Aptly, the Portman Road floodlights shine through the door of Alan’s Ipswich home... though he himself travels hundreds of miles to watch Kettering Town play non-league football – the legacy of a couple of decades in Northamptonshire!

“He was a big sporting man in other ways,” he says of his grandfather. “He was vice-president of the Suffolk County Bowling Association and chairman of East Suffolk Gun Club, chairman of Earl Soham Parish Council and involved with the British Legion.”

Hugh certainly wasn’t a man to let the grass grow under his feet. He was also an inspector in the Special Constabulary of Ipswich Borough Police from 1939-49 before joining the East Suffolk Police Special Constabulary. He became a special superintendent of the Eye division in 1957.

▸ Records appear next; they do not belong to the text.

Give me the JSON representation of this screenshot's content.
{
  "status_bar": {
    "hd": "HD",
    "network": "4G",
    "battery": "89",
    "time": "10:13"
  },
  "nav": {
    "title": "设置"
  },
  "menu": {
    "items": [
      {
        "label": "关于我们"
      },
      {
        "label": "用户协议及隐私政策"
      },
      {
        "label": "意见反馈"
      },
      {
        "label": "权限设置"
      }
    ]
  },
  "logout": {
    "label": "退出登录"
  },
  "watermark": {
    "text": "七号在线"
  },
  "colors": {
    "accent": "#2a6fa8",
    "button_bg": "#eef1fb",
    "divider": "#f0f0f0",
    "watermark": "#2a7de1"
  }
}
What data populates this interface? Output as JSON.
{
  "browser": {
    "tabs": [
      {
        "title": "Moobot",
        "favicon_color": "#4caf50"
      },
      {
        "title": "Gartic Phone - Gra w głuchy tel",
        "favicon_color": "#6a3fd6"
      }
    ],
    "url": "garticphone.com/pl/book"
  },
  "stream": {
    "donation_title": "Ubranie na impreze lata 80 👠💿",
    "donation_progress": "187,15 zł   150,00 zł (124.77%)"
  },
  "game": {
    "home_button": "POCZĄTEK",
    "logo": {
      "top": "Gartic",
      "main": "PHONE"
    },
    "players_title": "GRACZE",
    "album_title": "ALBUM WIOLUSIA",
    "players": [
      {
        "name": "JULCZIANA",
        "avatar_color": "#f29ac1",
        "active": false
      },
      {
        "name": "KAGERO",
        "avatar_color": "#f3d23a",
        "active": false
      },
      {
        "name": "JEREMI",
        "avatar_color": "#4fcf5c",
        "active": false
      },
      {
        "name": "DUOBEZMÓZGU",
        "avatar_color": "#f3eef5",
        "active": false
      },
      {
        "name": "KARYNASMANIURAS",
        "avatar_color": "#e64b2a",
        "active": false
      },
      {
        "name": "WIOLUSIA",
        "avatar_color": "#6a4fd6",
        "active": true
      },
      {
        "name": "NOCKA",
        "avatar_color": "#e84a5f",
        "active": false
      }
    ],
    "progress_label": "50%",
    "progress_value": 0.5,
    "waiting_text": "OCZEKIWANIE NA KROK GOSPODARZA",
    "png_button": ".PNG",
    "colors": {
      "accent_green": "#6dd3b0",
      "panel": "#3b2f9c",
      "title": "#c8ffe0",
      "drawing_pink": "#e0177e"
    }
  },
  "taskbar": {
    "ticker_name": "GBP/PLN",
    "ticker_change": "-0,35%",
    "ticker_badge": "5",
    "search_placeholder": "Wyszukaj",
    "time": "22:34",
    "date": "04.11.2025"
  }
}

Hugh also owned a 240-acre farm at Earl Soham, near Framlingham, where Alan’s father Peter and uncles Paul and Owen farmed in the 1950s. Alan was born in a cottage across the road. Hugh died on his grandson’s 12th birthday – March 12, 1964. Home at that stage was Hasketon, near Woodbridge. Winifred survived until 1983.

One of their daughters tells how tremendously patriotic their father was and how as children they would have to stand not just for the British national anthem but all the allies’ anthems when they were played on the wireless on a Sunday evening during the Second World War.

Hugh would always take them out of school on November 11 so they could go to Christchurch Park in Ipswich, to the war memorial.

Like many veterans, Hugh didn’t much care to air in public his First World War experiences. Alan says his aunts “assume that things were so grotesque that he didn’t want to talk too much about them”.

Records show his grandfather’s unit being involved in Great War action at Neuve Chapelle and the Second Battle of Ypres, so it’s likely Hugh found himself in the thick of the action.

One of his daughters tells of her father suffering a war injury to an arm that stayed with him for the rest of his days. Of that exposure to chlorine, Alan says: “Thank the Lord he lived a long life, but it was a distinct and daily legacy he carried with him.”

What kind of man was he?

“He called me Buster. Don’t know why! But I was always slightly in awe of this formal grandfather figure. He was personable, but with that backbone of dignity. I remember him only until my 12th birthday, of course, but he was hugely respected.

“I recently came across very long letters that my father wrote when he was training to be a pilot in the RAF, in Canada, and writing back to his parents and siblings.

“One of the things that really impressed me was that sense of honour and respect he was giving his father; which is maybe, sadly, something we’ve lost these days. It was distinct and noticeable.”

Councillor Liz Harsant, the first female leader of Ipswich council, remembers Hugh as a partner at Gotelee and Goldsmith, says Alan. She started working there as a secretary/shorthand typist in 1962.

Hugh would deal with divorce cases, among other work. “Liz recalls him being a traditionalist, and a stickler for respect, integrity and confidentiality.”

From what his aunts and father told him, Alan feels the strong sense of patriotism and sense of order valued by a man who supported the notions of community and society.

“He was the classic English gentleman of his era.”